完全、被比下去了。
太宰治暗暗咬了咬牙,這時黑發青年忽然說“要來掰手腕嗎”
這也太幼稚了吧
這個念頭閃過的一瞬間,太宰治先一步伸出了手“掰就掰。”
然后,他輸給了黑發青年。
太宰治不可置信地望著自己被壓在桌上的那只手,對方的手看起來比他還瘦弱幾分,他竟然還輸掉了
“怎么說我也比你年長幾歲,”黑發青年對這個結果一點也不意外,笑笑說,“對了,我告訴你一個秘密。”
他對太宰治眨了眨眼睛,太宰治從椅子跳下來,飛快站過去。
他是故意的,這樣站在黑發青年身邊的話,他就比對方的位置更高了,然而對方并未在意他的小心思,也沒有跟著站起來,而是略微仰起頭,湊到他耳邊輕聲細語般地說“這么多年,中也一直都沒有長高哦。”

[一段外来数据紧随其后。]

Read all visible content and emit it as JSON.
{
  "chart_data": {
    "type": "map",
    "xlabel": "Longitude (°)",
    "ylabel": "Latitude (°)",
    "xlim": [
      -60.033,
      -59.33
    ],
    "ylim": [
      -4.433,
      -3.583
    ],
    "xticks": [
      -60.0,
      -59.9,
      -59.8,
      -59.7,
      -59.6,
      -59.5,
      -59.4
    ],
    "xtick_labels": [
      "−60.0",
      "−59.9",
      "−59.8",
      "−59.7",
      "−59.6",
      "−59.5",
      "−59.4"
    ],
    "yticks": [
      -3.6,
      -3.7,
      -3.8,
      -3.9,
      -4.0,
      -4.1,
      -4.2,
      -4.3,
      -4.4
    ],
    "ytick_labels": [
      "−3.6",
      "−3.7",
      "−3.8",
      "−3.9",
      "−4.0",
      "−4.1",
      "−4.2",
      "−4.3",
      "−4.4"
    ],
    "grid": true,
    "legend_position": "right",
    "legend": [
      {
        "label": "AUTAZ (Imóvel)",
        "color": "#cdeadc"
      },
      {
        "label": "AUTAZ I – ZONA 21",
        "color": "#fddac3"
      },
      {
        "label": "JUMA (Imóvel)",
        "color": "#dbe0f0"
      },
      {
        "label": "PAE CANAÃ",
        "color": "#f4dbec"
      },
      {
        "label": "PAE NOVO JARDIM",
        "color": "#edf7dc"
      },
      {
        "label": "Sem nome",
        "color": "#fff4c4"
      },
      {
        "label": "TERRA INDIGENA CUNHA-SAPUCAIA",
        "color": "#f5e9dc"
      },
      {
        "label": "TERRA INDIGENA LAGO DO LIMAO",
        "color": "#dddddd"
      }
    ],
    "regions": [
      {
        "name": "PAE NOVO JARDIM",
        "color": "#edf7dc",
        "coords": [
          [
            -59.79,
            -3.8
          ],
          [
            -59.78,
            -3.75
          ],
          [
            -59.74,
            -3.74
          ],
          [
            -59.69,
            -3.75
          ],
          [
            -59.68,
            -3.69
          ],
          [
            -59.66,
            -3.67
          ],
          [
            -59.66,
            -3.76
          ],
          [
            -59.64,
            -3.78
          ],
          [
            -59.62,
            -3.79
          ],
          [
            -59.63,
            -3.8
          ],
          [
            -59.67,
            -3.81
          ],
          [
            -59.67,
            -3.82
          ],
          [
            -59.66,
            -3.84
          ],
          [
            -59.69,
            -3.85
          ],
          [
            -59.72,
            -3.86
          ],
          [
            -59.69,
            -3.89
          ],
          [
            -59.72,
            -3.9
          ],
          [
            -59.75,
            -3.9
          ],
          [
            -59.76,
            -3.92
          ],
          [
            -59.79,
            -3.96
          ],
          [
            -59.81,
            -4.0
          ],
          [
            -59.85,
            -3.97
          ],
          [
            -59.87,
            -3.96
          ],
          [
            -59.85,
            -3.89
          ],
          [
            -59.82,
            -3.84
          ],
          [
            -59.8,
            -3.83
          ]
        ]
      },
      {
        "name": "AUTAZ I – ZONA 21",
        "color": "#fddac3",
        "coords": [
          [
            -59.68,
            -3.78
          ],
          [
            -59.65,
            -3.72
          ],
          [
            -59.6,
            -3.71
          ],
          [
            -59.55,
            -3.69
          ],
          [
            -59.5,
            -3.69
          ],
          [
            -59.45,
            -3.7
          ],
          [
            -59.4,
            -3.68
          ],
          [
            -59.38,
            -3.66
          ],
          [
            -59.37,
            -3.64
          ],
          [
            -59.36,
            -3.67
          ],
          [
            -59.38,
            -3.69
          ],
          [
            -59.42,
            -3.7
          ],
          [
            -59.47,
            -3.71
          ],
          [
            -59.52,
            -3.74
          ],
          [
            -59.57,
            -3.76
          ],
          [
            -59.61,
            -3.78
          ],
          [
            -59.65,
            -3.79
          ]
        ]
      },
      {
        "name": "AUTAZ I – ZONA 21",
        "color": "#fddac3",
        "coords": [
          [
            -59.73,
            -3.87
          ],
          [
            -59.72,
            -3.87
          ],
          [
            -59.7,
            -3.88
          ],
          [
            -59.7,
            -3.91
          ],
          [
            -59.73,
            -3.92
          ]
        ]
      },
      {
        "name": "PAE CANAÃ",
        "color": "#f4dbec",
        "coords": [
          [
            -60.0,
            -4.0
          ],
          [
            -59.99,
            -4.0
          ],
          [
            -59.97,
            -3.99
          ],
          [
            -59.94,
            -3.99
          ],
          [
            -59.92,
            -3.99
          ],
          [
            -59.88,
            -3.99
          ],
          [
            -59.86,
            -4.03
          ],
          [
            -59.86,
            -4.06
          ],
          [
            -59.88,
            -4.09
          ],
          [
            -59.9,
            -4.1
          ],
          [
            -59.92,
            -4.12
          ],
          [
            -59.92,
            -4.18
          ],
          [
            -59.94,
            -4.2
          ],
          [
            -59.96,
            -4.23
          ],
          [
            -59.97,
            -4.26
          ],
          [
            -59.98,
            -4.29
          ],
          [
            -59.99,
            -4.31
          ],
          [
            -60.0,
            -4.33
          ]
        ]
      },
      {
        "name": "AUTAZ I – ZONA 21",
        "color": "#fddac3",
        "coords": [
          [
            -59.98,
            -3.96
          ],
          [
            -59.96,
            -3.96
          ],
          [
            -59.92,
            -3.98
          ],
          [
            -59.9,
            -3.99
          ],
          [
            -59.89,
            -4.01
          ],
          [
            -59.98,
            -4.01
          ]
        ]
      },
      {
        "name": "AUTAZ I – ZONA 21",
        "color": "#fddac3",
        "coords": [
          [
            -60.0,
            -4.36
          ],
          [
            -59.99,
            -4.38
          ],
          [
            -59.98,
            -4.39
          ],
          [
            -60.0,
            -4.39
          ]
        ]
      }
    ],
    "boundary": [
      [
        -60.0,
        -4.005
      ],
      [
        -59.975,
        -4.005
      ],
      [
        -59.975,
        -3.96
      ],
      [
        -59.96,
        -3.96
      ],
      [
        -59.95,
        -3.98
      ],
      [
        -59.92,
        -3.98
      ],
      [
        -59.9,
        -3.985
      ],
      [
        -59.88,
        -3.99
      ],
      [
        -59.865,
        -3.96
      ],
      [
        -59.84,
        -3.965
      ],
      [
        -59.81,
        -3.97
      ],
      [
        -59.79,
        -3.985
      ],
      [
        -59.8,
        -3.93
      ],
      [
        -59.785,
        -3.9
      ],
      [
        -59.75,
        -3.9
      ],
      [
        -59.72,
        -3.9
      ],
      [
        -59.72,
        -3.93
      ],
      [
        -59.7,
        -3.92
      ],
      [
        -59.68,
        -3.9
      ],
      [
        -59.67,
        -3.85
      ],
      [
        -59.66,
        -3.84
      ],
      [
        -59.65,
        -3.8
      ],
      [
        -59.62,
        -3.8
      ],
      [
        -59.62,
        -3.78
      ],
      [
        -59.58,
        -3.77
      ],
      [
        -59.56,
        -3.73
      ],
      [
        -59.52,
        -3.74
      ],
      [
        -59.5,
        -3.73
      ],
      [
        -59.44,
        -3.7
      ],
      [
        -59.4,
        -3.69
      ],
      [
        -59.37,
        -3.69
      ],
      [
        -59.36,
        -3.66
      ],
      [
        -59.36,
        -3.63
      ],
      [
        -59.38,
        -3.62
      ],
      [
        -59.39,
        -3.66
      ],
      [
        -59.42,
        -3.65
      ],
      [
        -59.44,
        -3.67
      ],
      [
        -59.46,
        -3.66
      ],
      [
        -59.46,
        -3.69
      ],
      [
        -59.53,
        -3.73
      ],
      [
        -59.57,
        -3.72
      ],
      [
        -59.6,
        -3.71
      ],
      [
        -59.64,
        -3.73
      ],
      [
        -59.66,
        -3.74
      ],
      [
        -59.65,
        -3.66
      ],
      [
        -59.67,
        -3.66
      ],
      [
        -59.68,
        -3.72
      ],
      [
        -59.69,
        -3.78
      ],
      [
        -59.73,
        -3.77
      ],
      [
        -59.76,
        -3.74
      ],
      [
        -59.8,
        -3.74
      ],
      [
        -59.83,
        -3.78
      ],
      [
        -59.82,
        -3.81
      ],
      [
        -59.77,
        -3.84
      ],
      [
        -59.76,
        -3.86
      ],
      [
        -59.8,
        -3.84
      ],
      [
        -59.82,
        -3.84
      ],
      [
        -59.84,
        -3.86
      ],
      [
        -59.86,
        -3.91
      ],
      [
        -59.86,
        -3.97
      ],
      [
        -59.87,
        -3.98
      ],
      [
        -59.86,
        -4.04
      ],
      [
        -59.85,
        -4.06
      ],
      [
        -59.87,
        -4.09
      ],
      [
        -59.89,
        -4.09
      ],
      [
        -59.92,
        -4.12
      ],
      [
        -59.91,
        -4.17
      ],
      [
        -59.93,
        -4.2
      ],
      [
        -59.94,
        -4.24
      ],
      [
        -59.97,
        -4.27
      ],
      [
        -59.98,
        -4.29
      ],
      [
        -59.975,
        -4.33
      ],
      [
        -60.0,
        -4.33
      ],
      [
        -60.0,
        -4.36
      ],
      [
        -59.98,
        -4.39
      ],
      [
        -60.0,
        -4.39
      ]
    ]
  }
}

太宰治以為他要說的是殺掉森鷗外的過程,沒想到聽到的卻是這個,對方的語氣帶著幾分孩子氣的得意,他愣了一下,忽然哈哈哈哈哈笑了起來。
他捂著肚子,靠在吧臺邊上笑得前仰后合。
“你是說真的嗎”他問黑發青年。
“真的。”對方的表情格外誠懇。
“哈哈哈哈哈哈哈哈,”太宰治擦著眼淚,一邊笑一邊說,“這是我聽說過的最好笑的笑話。”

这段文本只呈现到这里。